Yargıtay Kararı 17. Hukuk Dairesi 2013/18849 E. 2014/2077 K. 18.02.2014 T.

YARGITAY KARARI
DAİRE : 17. Hukuk Dairesi
ESAS NO : 2013/18849
KARAR NO : 2014/2077
KARAR TARİHİ : 18.02.2014

MAHKEMESİ : Düziçi Asliye Hukuk Mahkemesi
TARİHİ : 22/01/2013
NUMARASI : 2010/349-2013/15

Taraflar arasındaki tazminat davasının yapılan yargılaması sonunda; kararda yazılı nedenlerden dolayı davanın kısmen kabulüne dair verilen hükmün süresi içinde davacılar vekili tarafından temyiz edilmesi üzerine dosya incelendi, gereği düşünüldü:

-K A R A R-
Davacı vekili, müvekkillerinin eş ve babaları olan desteğinin olay günü karşıdan karşıya geçerken davalının sevk ve idaresindeki diğer davalıya trafik sigortalı olan aracın çarpması sonucu vefat ettiğini, kaza tespit tutanağı ve alınan tespit raporuna göre kazada tarafların %50 oranında kusurlu olduğunu belirterek her bir davacı için ayrı ayrı 1.000,00’er TL maddi tazminatın davalılardan müştereken ve müteselsilen ve davacı eş için 15.000,00, TL davacı küçüklerin her biri için 5.000,00’er TL manevi tazminatın ise kaza tarihinden itibaren işleyecek yasal faiziyle birlikte gerçek kişi davalıdan tahsiline karar verilmesini talep etmiş iken, ıslah dilekçesi ile maddi tazminata yönelik talebini yükseltmiştir.
Davalı sigorta şirketi vekili,davadan önce ödeme yaptıklarını, manevi tazminat istemi açısından ise bir sorumluluklarının bulunmadığını belirterek davanın reddini savunmuştur.
Davalı A.. E.. vekili, kaza ile ölüm arasında illiyet bağının bulunup bulunmadığının ve kusur oranlarının tespiti gerektiğini belirterek davanın reddini savunmuştur.
Mahkemece, toplanan delillere ve bilirkişi raporuna dayanılarak;davacıların destekten yoksun kalma tazminatı istemine yönelik davasının kabulü ile, davacı Ş.. U.. için 56.886,19-TL, G..U.. için 6.891,92-TL, İ..M..U.. için 6.011,31-TL Y..U..için 7.772,53-TL destekten yoksun kalma tazminatlarının davalı A.. E.. için olay tarihi olan 23/05/2009 tarihinden davalı A.. A.. açısından dava tarihinden itibaren işleyecek yasal faiziyle birlikte davalılardan müştereken ve müteselsilen tahsili ile davacılara ayrı ayrı ödenmesine, davacıların manevi tazminat istemine yönelik davalarının kısmen kabulü ile; davacı Ş.. U.. için 6.000,00-TL, davacı G…U.. için 3.000,00-TL, davacı İ..M..U..3.000,00.-TL ve davacı Y..U.. için 3.000,00-TL olmak üzere toplam 15.000,00- TL manevi tazminatın kaza tarihi olan 23/05/2009 tarihinden itibaren işleyecek yasal faiziyle davalı A.. E..’den tahsili ile davacılara ayrı ayrı ödenmesine, fazlaya ilişkin istemin reddine
karar verilmiş; hüküm, manevi tazminat miktarı yönünden davacılar vekili tarafından temyiz edilmiştir.
Manevi tazminat, zarara uğrayanda manevi huzuru gerçekleştirecek ve tazminata benzer bir fonksiyonu da olan özgün bir nitelik taşır.
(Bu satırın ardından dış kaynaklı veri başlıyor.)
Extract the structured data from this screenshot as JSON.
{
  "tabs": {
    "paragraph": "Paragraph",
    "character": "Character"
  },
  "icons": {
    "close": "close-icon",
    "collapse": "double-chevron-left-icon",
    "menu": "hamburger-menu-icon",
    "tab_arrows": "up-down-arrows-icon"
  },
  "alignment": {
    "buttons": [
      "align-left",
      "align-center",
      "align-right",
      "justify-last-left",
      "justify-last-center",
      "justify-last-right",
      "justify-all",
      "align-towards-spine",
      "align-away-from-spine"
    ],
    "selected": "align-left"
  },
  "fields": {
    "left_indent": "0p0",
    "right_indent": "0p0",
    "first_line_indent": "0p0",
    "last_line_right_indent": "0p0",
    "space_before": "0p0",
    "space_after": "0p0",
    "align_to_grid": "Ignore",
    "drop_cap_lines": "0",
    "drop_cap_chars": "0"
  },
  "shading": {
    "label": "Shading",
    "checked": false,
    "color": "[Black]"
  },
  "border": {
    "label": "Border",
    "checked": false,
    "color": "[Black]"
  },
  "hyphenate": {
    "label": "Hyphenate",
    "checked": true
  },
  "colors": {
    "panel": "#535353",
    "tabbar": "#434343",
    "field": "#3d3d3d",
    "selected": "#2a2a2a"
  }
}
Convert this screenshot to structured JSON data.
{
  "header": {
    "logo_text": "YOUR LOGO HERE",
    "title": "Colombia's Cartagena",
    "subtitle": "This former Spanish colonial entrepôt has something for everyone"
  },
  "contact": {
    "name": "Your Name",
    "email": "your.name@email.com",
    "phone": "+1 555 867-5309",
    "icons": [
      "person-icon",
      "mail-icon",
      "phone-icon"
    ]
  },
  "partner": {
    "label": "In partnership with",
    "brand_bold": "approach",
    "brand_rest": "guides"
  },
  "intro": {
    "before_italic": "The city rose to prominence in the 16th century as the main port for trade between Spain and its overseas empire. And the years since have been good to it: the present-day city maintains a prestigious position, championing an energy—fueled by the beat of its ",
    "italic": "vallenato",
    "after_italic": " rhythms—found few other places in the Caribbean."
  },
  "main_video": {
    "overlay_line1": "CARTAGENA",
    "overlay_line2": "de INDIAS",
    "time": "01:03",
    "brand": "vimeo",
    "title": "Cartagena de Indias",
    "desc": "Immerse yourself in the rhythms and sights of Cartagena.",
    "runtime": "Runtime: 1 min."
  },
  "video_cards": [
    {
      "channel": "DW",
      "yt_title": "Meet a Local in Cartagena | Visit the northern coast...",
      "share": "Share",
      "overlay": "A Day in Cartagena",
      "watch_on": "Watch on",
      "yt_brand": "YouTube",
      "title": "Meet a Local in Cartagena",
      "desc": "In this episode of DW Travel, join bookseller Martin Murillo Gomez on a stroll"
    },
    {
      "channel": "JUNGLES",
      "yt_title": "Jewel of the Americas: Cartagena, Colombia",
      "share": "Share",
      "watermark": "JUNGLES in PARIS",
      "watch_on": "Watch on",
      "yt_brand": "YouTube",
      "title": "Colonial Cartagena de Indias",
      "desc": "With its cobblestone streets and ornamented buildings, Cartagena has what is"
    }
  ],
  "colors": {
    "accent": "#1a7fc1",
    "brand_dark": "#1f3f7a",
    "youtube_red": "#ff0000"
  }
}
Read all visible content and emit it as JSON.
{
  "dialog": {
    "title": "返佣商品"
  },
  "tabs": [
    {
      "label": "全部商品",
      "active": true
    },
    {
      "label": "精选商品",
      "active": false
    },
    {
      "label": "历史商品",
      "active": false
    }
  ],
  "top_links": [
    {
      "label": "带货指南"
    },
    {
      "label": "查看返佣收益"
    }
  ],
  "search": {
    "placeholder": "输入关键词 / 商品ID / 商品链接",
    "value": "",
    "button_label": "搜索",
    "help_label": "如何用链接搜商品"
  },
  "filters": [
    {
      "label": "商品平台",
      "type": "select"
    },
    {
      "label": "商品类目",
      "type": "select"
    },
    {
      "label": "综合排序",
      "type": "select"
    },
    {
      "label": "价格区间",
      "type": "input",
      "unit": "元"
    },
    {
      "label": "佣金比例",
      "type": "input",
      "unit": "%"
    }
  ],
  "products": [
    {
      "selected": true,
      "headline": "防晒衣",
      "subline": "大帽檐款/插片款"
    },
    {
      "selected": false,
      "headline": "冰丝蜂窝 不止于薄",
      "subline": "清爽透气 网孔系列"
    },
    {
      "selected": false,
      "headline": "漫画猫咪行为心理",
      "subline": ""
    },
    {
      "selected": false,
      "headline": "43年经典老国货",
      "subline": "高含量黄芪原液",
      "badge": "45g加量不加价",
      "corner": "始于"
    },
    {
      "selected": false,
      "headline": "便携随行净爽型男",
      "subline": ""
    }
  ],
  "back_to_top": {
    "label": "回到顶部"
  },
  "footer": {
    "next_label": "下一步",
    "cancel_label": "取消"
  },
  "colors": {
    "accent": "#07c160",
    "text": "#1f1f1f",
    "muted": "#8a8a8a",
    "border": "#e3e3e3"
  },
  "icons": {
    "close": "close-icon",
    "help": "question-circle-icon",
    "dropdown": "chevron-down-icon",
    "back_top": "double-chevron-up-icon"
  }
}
Manevi tazminat, bir ceza olmadığı gibi, mamelek hukukuna ilişkin zararın karşılanmasını da amaç edinmemiştir. Zarar görenin zenginleşmemesi, zarar sorumlusunun da fakirleşmemesi gerekmektedir. Takdir edilecek miktarın, mevcut halde elde edilmek istenen tatmin duygusunun etkisine ulaşmak için gerekli olan miktar kadar olması gerekir. 22.6.1976 günlü ve 7/7 sayılı İçtihadı Birleştirme Kararı’nın gerekçesinde de takdir edilecek manevi tazminatın tutarını etkileyecek özel hal ve şartlar açıkça gösterilmiştir. Bunlar her olaya göre değişebileceğinden hakim, bu konuda takdir hakkını kullanır iken ona etkili olan nedenleri de karar yerinde objektif ölçülere göre isabetli bir biçimde göstermelidir. Somut olayın özelliği, tarafların ekonomik ve sosyal durumu, olay tarihine göre paranın alım gücü gibi nedenler dikkate alındığında, davacılar için hükmedilen manevi tazminat miktarı az olup, daha fazla manevi tazminata hükmedilmesi gerekirken yazılı şekilde hüküm kurulması bozmayı gerektirmiştir.
SONUÇ: Yukarıda açıklanan nedenlerle davacılar vekilinin temyiz itirazlarının kabulü ile hükmün BOZULMASINA, peşin alınan harcın istek halinde temyiz eden davacılara geri verilmesine 18.02.2014 günü oybirliğiyle karar verildi.